Have you tried the hair drier approach? Blow some hot air, little by little until the goop softens, maybe then you'll have a little luck with taking it down.


----------



## bushpig (Dec 19, 2010)

Mitica100 said:


> There are two kinds of collectors, ones that buy the rare cameras and display them for their rarity, no matter what condition they are in and the ones that buy more 'generic' collectible cameras and restore them to the best of their ability. I have both kinds of cameras.



Or there's people like me who collect cameras to use. I would probably use a camera without leather. Maybe just cover with something to improve my grip. 

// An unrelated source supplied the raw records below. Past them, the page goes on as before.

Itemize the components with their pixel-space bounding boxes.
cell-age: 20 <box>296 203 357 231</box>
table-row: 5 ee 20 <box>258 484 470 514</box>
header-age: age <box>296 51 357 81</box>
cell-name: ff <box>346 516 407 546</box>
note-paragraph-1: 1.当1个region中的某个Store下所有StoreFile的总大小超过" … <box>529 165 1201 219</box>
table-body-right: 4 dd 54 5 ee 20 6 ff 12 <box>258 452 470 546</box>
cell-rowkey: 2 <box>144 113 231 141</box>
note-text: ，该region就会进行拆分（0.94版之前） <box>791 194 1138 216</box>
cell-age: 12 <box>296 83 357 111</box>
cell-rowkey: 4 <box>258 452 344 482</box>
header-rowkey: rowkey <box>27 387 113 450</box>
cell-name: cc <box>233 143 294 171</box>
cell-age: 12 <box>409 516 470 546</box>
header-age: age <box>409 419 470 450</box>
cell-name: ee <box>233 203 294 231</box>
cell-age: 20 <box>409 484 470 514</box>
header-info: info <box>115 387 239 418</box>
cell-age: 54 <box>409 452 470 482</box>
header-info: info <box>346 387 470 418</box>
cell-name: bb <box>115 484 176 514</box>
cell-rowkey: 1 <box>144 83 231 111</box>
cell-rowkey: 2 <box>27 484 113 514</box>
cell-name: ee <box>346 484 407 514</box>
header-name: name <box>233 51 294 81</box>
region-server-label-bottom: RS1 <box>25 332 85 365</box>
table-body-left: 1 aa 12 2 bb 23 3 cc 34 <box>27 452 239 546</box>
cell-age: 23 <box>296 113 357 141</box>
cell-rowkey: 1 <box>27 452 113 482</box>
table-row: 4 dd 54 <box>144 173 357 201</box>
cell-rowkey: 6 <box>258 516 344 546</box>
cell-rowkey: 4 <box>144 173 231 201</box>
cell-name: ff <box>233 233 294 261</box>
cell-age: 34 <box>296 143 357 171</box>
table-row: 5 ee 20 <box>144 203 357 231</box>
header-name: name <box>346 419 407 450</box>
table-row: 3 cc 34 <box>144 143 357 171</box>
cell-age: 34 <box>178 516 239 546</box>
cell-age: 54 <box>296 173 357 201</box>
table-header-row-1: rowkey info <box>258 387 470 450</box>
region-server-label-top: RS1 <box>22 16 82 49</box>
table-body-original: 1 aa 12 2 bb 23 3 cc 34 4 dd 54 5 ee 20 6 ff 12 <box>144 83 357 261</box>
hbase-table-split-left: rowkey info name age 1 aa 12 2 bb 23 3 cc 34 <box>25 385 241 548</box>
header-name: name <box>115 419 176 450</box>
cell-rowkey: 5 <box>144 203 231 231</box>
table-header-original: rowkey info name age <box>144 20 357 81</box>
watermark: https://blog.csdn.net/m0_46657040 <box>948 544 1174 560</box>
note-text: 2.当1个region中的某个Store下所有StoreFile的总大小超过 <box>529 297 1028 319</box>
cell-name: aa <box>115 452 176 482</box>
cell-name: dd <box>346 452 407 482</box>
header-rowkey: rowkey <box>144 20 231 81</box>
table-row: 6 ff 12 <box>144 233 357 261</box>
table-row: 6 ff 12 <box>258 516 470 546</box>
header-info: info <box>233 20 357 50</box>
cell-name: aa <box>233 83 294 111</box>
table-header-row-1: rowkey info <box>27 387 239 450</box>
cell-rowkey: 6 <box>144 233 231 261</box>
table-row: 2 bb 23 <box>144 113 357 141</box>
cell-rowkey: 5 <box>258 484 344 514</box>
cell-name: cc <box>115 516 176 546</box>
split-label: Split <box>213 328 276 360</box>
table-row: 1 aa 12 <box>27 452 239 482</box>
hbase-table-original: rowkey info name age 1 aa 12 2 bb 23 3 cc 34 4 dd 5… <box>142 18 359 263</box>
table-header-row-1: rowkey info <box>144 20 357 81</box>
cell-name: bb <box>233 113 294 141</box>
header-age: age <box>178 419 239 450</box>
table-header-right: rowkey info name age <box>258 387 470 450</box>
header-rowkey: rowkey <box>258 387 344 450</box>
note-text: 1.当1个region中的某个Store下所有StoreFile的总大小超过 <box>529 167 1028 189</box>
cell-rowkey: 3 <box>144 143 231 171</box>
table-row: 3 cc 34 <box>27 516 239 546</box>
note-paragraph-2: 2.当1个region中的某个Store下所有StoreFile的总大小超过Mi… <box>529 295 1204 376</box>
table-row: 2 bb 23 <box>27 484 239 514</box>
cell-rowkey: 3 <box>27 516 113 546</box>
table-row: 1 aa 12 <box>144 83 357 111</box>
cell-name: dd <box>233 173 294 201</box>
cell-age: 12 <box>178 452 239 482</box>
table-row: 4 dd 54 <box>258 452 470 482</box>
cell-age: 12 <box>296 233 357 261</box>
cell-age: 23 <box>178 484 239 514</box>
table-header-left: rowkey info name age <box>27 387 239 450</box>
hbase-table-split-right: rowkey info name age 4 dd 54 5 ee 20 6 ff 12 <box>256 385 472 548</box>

I would never go out of my way to get a valuable camera. If I came across a Rare Leica or something, I'd probably just flip it so someone who cares about them could have it.

My ultimate goal is to have at least one body for every lens mount, so that if I find a lens I want, I'll have a body to use it on.

The key word being 'USE'.


----------



## orlovphoto (Dec 19, 2010)

I'll try the hair dryer, thanks. Then lens is also very foggy. I'll need to get it cleaned. Do you recommend any particular shop for that or should a local repair shop do the job right? Maybe I'll even have them take a look at the focusing issue if the dryer doesn't work.


----------



## Mitica100 (Dec 19, 2010)

orlovphoto said:


> I'll try the hair dryer, thanks. Then lens is also very foggy. I'll need to get it cleaned. Do you recommend any particular shop for that or should a local repair shop do the job right? Maybe I'll even have them take a look at the focusing issue if the dryer doesn't work.



If you're going to send the lens to a specialized shop you might as well as send them the camera too. Yes, there are a few good specialized places to send your rare camera to be repaired. I would recommend against using a 'regular' repair shop altogether.


----------



## orlovphoto (Dec 19, 2010)

I was going to go in tomorrow to our local shop here in San Diego - Kurt's Camera repair. The Robot has a few aperture blades that are off the track - that should be an easy job for them and I'll see how they do.


----------



## Mitica100 (Dec 19, 2010)

orlovphoto said:


> I was going to go in tomorrow to our local shop here in San Diego - Kurt's Camera repair. The Robot has a few aperture blades that are off the track - that should be an easy job for them and I'll see how they do.



Be careful with older camera repair, Kurt's Camera Repair seems to be working on more modern stuff. The rangefinders and old cameras like the Robot are better in specialized hands. There are some well known repair places such as:


United Camera Repair 
3830 14th Avenue
Rock Island, IL 61201 
309-786-0950

Steve's Camera Service
4355 Sepulveda Blvd
Culver City, CA 90230
(310) 397-0072


----------